— Рыжий он, ну и что? Виноватый он, что рыжий? Добрый хлопец, не в Барздык пошел, не в батьку своего.
— Тебе все добрые, а про дочку ты и не думаешь. Тут же у нее Матвей Ровда.
— Кто это тебе сказал?
— Кто сказал. Во батька, про все последним дознается... А Ровда — хлопец добрый и с головой, и сколько уже не женатый ходить.
— Стой, баба!—Махахей сердито свел меха и поставил гармонику на стол.— Чтоб я в последний раз в своем доме про Ровду... Чуешь, семя бабское, всех ей сосватать и переженить надо. Жени, только не Ровду. Сама ведаешь, что тут и почем.
— Ну, туши давай свет, спать будем,— обиделась баба Ганна.— Злы ты после своей рыбалки, и слова поперек не скажи.
— Говори,— разрешил Махахей.— А Надьке, добра, что напомнила, я напишу.
Но баба Ганна ничего ему больше не сказала, полезла на печь и еще долго возилась, умащивалась там, шуршала телогрейками, двигала подушку. Тимох же походил из угла в угол, достал из-за иконы пачку открыток на все случаи, праздники и даты — с днем рождения и свадьбой, Октябрем, Первомаем, Новым годом и Днем Восьмого марта— и просто так «Поздравляю», и все. Пересчитал, по осени их было пятьдесят сейчас оставалось семнадцать. Он прикинул, что там торжественного ожидается впереди, и решил, должно хватить. Надел очки бабы Ганны, не понял, то ли прояснело, то ли затуманилось в глазах, поверил что. раз в очках, должно проясниться, а если и плывет что-то перед глазами, это не от очков, это день прожитый еще не улегся качается и плывет. «Дай, Джим, на счастье лапу мне...» Был у него один человек знакомый по имени Джим где он сейчас?
Махахей крадучись прошелся от стола в угол где стояла скрыня — большой, кованный железом и крашенный красным сундук с самым дорогим для них с бабой Ганной нажитым и тем, что, может, для кого-то другого и не было бы дорого. Сверху теплый шерстяной платок бабы Ганны состарившийся неношеным его диагоналевое галифе и гимнастерка он их надевает на Девятое мая. А в этот раз так баба Ганна ни галифе, ни гимнастерки не дала надеть. Девятого мая он забился с мужиками в кусты сирени под хатами, где куры копаются. Раз да два сбегали к Цуприку, хорошо. По каморам своим, по закуткам каждый пошарил — совсем хорошо, в песню уже ударились. Вдруг слышат крик по деревне. Выскочил он из сирени, баба Ганна на него с кулаками.

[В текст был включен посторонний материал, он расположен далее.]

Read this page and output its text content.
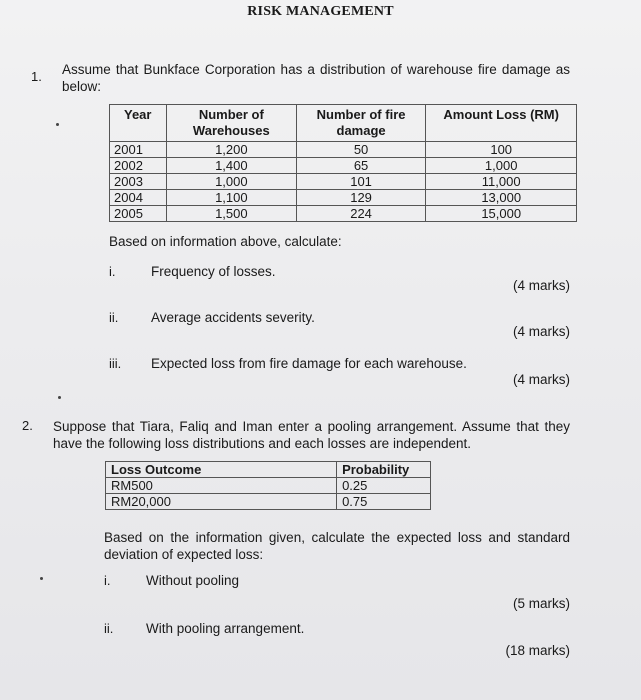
RISK MANAGEMENT
1. Assume that Bunkface Corporation has a distribution of warehouse fire damage as below:
Year	Number of Warehouses	Number of fire damage	Amount Loss (RM)
2001	1,200	50	100
2002	1,400	65	1,000
2003	1,000	101	11,000
2004	1,100	129	13,000
2005	1,500	224	15,000
Based on information above, calculate:
i.	Frequency of losses.
(4 marks)
ii. Average accidents severity.
(4 marks)
iii. Expected loss from fire damage for each warehouse.
(4 marks)
2. Suppose that Tiara, Faliq and Iman enter a pooling arrangement. Assume that they have the following loss distributions and each losses are independent.
Loss Outcome	Probability
RM500	0.25
RM20,000	0.75
Based on the information given, calculate the expected loss and standard deviation of expected loss:
i.	Without pooling
(5 marks)
ii. With pooling arrangement.
(18 marks)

— А, вот ты где, и уже хороший! И не стыдно, и не соромно, а мы с женками стол на улице собрали. Думали вместе с вами посидеть. А вы...— Мы сейчас, мы готовы,— вышли из сирени и другие мужики.— Где стол?
— Не пустим,— сказала баба Ганна,— небритые, мурзатые.
— Побреемся, помоемся...
— Галифе побег уже одевать,— думал ублажить бабу Махахей. А она ему кулак из кармана с ключом, зажатым в ладони.
— Во что ты у меня оденешь и выпьешь, и закусишь.
Так и не дала по-праздничному убраться.
— Сами пить будем. Мы тоже повоевали. Не пустим, женки?
И не пустили-таки. Сначала за стол не пустили. И только когда уже у них, у женщин, до песен дошло — «Вы служите, мы вас подождем»,— подобрели. И соколиками, и солдатиками называть сами стали, чарку подносить.